Diğer yandan onun islamın doğuş dönemindeki toplumsal gelişmişlik düzeyi kendinden önceki durumdan pek farklı değildir ‘’sözleri de izaha muhtaçtır. Bununla hapis cezasının İslami dönemde de uygulanamaz oluşunu ifade etmektedir. Hâlbuki bir kısım rivayetler, hapis cezasının İslami dönemde uygulandığını göstermektedir. Mesela, ‘’Hicaz ahalisinden bir grup arasında münakaşa çıkmış ve bir kişi öldürülmüştür. Hz. Peygamber (s.a.v.) gönderdiği bir emir ile bunları hapsettirmiştir.’’153 Bu konuda Hz. Peygamber (s.a.v.) döneminde bazı kimselerin hapsedildiği anlaşılmaktadır.154 Ayrıca yine bu sürede yer alan hirabe suçunun cezası olarak gelmiş olan ‘’yeryüzünden sürmek’’ ifadesinin Hz. Peygamber (s.a.v.) tarafından hapis cezası olarak uygulandığı söylenmektedir.155 Nitekim buna dayanarak Ebu Hanife de ayeti bu şekilde anlamıştır.156 Bunlar bize hapis cezasının farklı suçların cezası olarak az da olsa uygulanması nedeniyle o gün için bu cezayı uygulamanın asgari şartlarının var olduğunu göstermektedir.

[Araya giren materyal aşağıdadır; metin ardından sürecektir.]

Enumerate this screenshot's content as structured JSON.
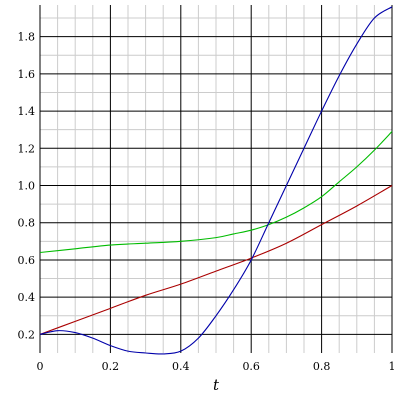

Hicri 10. yılda indiği bilinen Maide suresinde yer alan bu ayetin cahiliye dönemindeki şartlar dolayısıyla hapis cezası olarak değil de el kesme cezası olarak öngörüldüğünü söylemek bir çelişki olmakla beraber vahyin hiçbir şeyi değiştiremediği yani toplumun hayat şartlarını oluşturmada rolü olmadığı gibi hakikat ile uyuşmayan bir anlamı da içermektedir. Şayet Allah, el kesme cezasını değil, hapsi murad etseydi Medine döneminde birçok sorunu halletmiş olan İslam toplumu bunun için gerekli altyapıyı oluşturabilirdi. Nitekim el kesme emrini içeren ayetin inişi düşünüldüğünde aralarında çok uzun bir zaman geçmeden halifeler döneminde farklı suçların cezası için hapishanelerin oluşturulmaya başlandığı görülmektedir.157
Bu açıdan baktığımızda el kesme cezasının alternatifsiz olmadığı bilakis hapis cezasının o gün için bir alternatif olduğu halde ayette al kesme olarak belirtilmesi murad-ı ilahi olarak algılanmalıdır. Bu nedenle el kesme cezasının bütün dönemlerde uygulanması gerekmektedir.
Hirabe suçunda olduğu gibi bir suç için ayetin metninde farklı alternatiflerin sayılmayıp158 sadece el kesme cezasının ön görülmesi de bunun tarihsel bir zorunluluk olmadığını bilakis irade-i ilahiye olduğunu teyit etmektedir. Hz. Peygamber (s.a.v.) döneminde uygulandığı bilinen159 bu cezanın sadece indiği dönemde değil, diğer ilahi dinlerde de uygulandığının bilinmesi cezanın yerel olmadığını kanıtlamaktadır.160
Garaudy gibi hümanist düşüncelerle bu cezanın Allah’ın rahmetiyle bağdaşmaz telakki edilmesi, bu cezanın caydırıcılığı yanında, suçun toplumun düzenini bozan oldukça çirkin bir davranış oluşu, önü alınmadığı takdirde mal emniyetinin sağlanamayacağı161 gibi hususlar düşünülünce daha nötr hale geleceği kanaatindeyiz.